Dans les années de la Grande Dépression, sur les voies ferrées de l'Oregon, un combat singulier oppose n°1, clochard dur-à-cuire, (toujours aussi fascinant Lee Marvin) et le chef de locomotive Shack, joué par un extraordinaire de diablerie Ernest Borgnine, qui refuse à ce que les clochards voyagent sans billet, prêt à les battre à mort et à les passer par dessus bord s'il le faut. Les enjeux augmentant, n°1 se met à voyager sur le train de Shack par pur esprit de défi, les paris et la rumeur enflant parmi les cheminots et les clochards, au milieu duquel vient s'ajouter Cigaret (joué par le jeune Keith Carradine) -pseudo utilisé par Jack Kerouac lorsqu'il s'aventurait sur les routes américaines-, sorte de clochard que n°1 prendra sous son aile.
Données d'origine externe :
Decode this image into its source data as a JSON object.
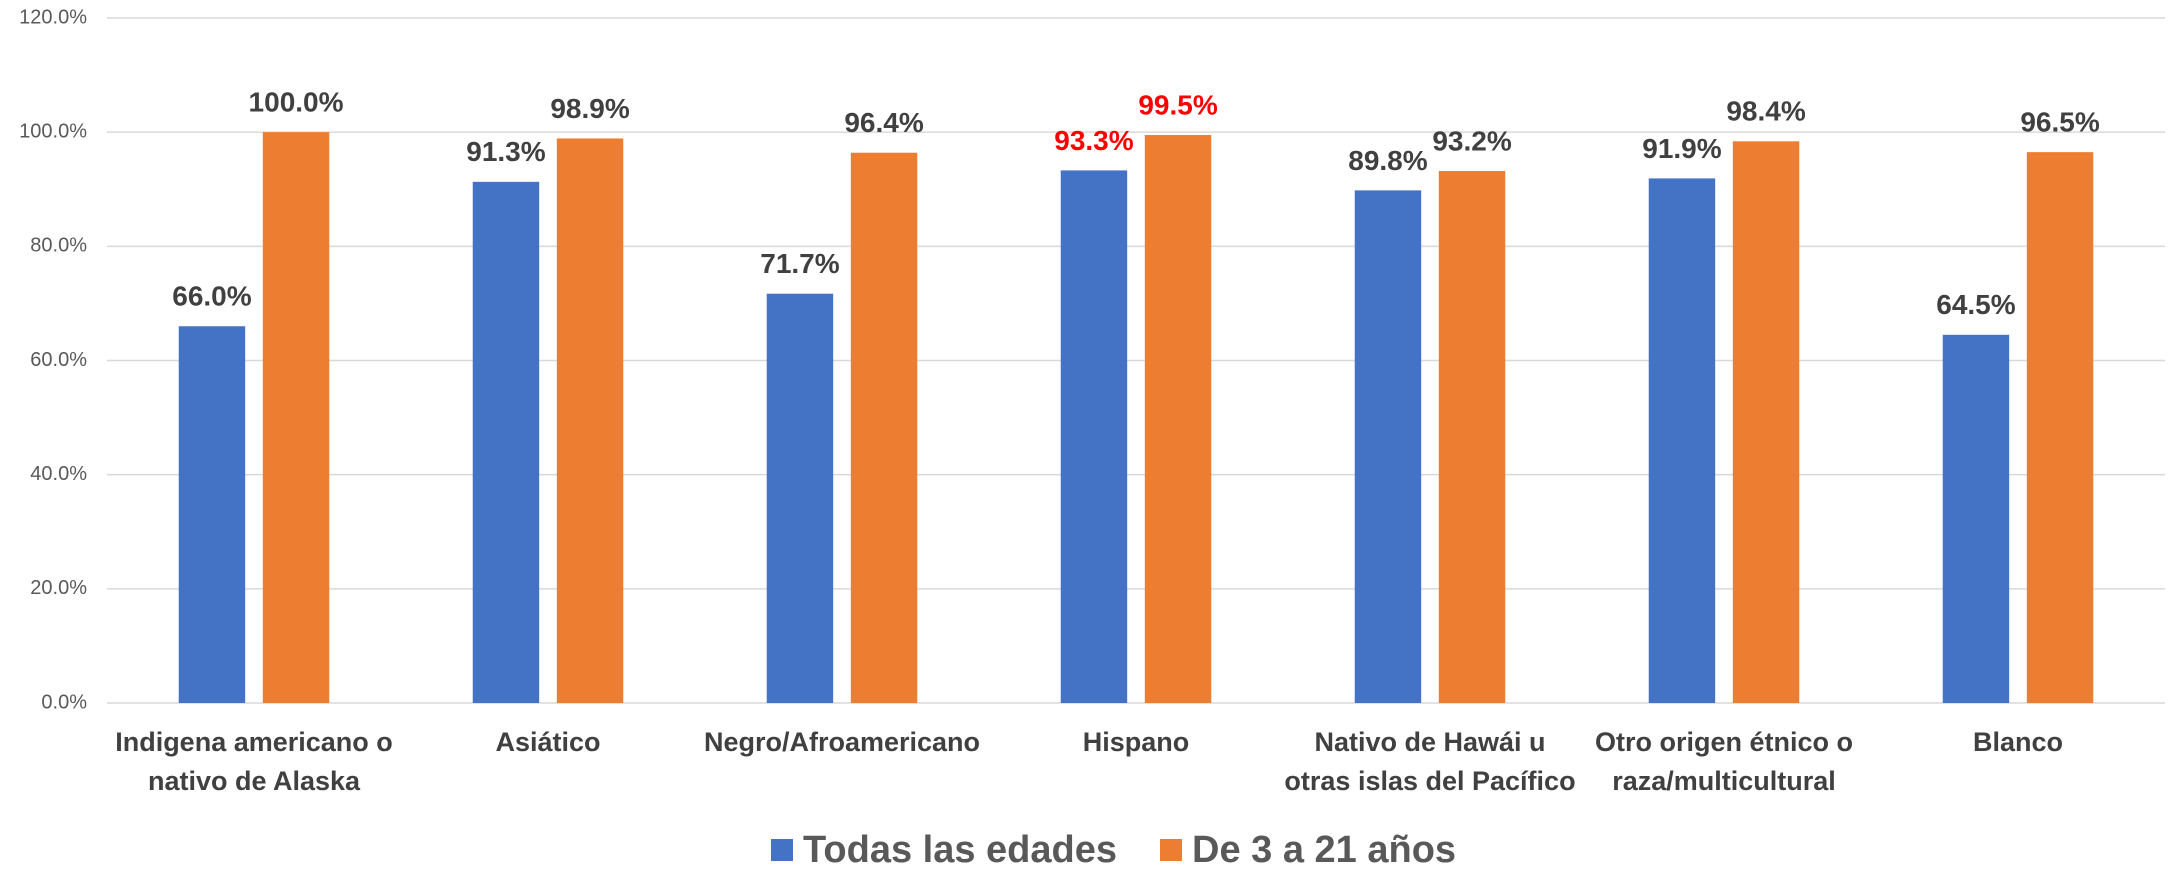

Le film baigne constamment dans une sorte de désespoir formel, les héros comme les décors sont crasseux, pitoyables, veules, détruits par la Dépression.Tout n'est que petite débrouille, bagarre, amoralité, comme si tous les gardes-fous moraux de notre société avaient disparu, ce qui fut énormément reproché à Aldrich lors de la sortie du film, la critique et le public attendant une sorte d'entraide face à l'adversité, une forme de charité qui n'apparaît pas dans le film. Toute notion de famille et d'amitié a quasiment disparu dans l'Empereur du Nord, il n'y a quasiment aucun personnage féminin, tout est axé sur le duel entre les deux protagonistes, même si n°1 est humanisé ( de par les rapports filiaux qu'il essaie de nouer, à tort d'ailleurs puisqu'il le doublera, avec le jeune Cigaret ; tandis que Shack est une pure représentation du Diable, éructant, boiteux, dangereux et menaçant, et surtout sans pitié.
Il y a dans cette aprêté du déni de civilisation et de l'acceptation de la sauvagerie une analyse prémonitoire et novatrice pour l'époque. (même si elle n'est pas nouvelle chez Aldrich, revoyons Attack! pour s'en convaincre). D'un point de vue formel et visuel, le rythme du film est à l'image du train sur lequel toute l'action se déroule (quasiment tout le film est en mouvement sur la locomotive) ce qui entraîne à la fois une décuplation du suspense et un aspect fataliste (Shack se remet tout le temps de ses impairs et de ses blessures) savamment orchestré...
L'empereur du Nord de Robert Aldrich - Emperor of the North Pole - disponible en dvd zone 1 et zone 2
A noter que Lee Marvin fait la voix-off de la bande-annonce.